What we do know is that if we don’t think about it and take action to prepare for these things, then our loved ones could be stuck dealing with a situation that we never intended.
Here are some real life scenarios for you to consider:
- You are a business owner, the sole breadwinner in your family, have no disability insurance, and you get into a car accident. Who pays the bills?

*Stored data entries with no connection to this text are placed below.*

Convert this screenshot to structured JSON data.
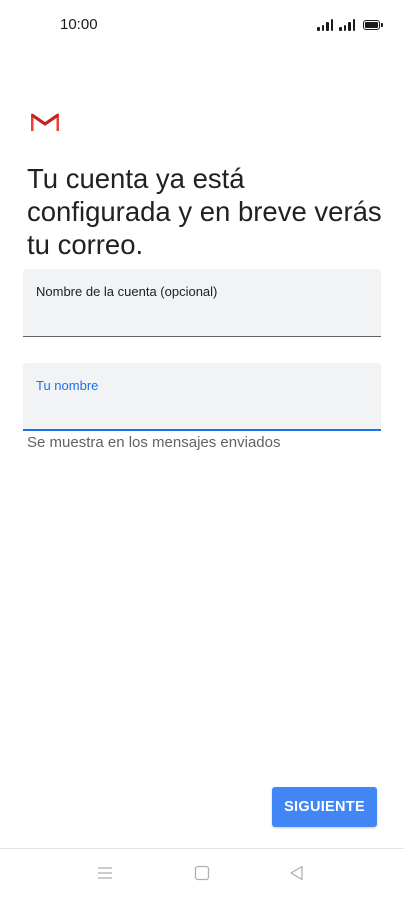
{
  "status_bar": {
    "time": "10:00",
    "icons": [
      "signal-icon",
      "signal-icon",
      "battery-icon"
    ]
  },
  "logo": {
    "name": "gmail-logo",
    "colors": {
      "red": "#ea4335",
      "dark_red": "#c5221f",
      "gray": "#d8d8d8"
    }
  },
  "heading": "Tu cuenta ya está\nconfigurada y en breve verás\ntu correo.",
  "fields": {
    "account_name": {
      "label": "Nombre de la cuenta (opcional)",
      "value": ""
    },
    "your_name": {
      "label": "Tu nombre",
      "value": "",
      "focused": true
    }
  },
  "helper_text": "Se muestra en los mensajes enviados",
  "next_button": {
    "label": "SIGUIENTE",
    "color": "#4285f4"
  },
  "nav_bar": {
    "icons": [
      "menu-icon",
      "home-icon",
      "back-icon"
    ]
  }
}
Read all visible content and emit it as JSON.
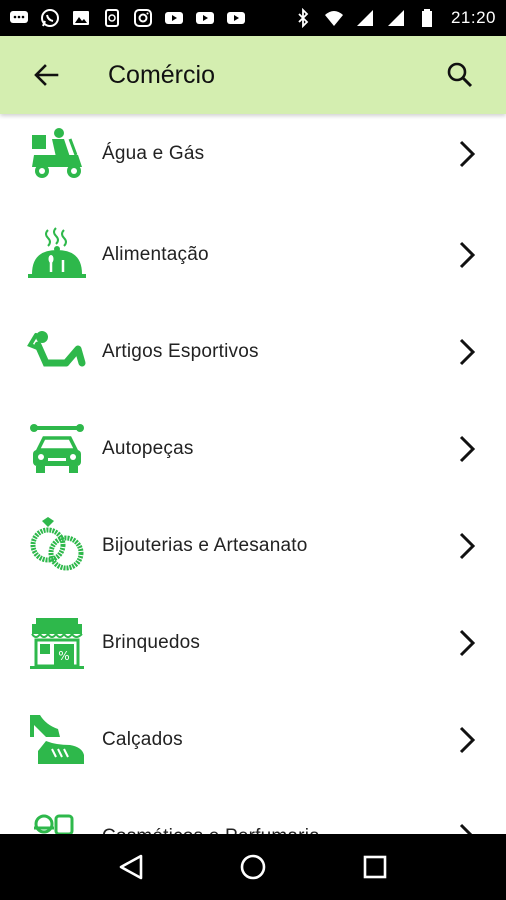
{
  "status_bar": {
    "time": "21:20",
    "left_icons": [
      "chat-icon",
      "whatsapp-icon",
      "image-icon",
      "sync-icon",
      "instagram-icon",
      "youtube-icon",
      "youtube-icon",
      "youtube-icon"
    ],
    "right_icons": [
      "bluetooth-icon",
      "wifi-icon",
      "signal-icon",
      "signal-icon",
      "battery-icon"
    ]
  },
  "app_bar": {
    "title": "Comércio",
    "background": "#d4eeb0"
  },
  "list": {
    "items": [
      {
        "label": "Água e Gás",
        "icon": "delivery-scooter-icon"
      },
      {
        "label": "Alimentação",
        "icon": "food-cloche-icon"
      },
      {
        "label": "Artigos Esportivos",
        "icon": "situp-exercise-icon"
      },
      {
        "label": "Autopeças",
        "icon": "car-wrench-icon"
      },
      {
        "label": "Bijouterias e Artesanato",
        "icon": "rings-icon"
      },
      {
        "label": "Brinquedos",
        "icon": "toy-store-icon"
      },
      {
        "label": "Calçados",
        "icon": "shoes-icon"
      },
      {
        "label": "Cosméticos e Perfumaria",
        "icon": "cosmetics-icon"
      }
    ]
  },
  "colors": {
    "accent_green": "#2eb84b",
    "text": "#222222",
    "status_bar": "#000000",
    "nav_bar": "#000000"
  },
  "nav_bar": {
    "buttons": [
      "back-triangle-icon",
      "home-circle-icon",
      "recents-square-icon"
    ]
  }
}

- You are a company executive in perfectly good health, and all of a sudden you are diagnosed with early onset Alzheimer’s. Who takes care of you?
- You are a disabled widow that falls and breaks her hip, and all of your children live far away. Who helps nurse you back to health?
Let me tell you, there is a big difference in how these people and their families will respond, which will ultimately depend on how much they prepared to handle things. Preparing for situations like these is important. It is prudent. It is what responsible, caring adults do to protect those they love from un-necessary stress during times that will already be stressful.
So, now I’ll re-ask the question: What’s next?
What is the rest of this year going to look like for you? What will have happened in your life by the next New Year’s celebration? What priorities will you have set for yourself? What will you have accomplished?
Taking some time to slow down and tackle the important things is not being lazy or unproductive. It is being smart, and realizing that you have a limited resource -- your time.
I believe that your “what’s next” should focus on the most important things in your life. Everything else can come after that.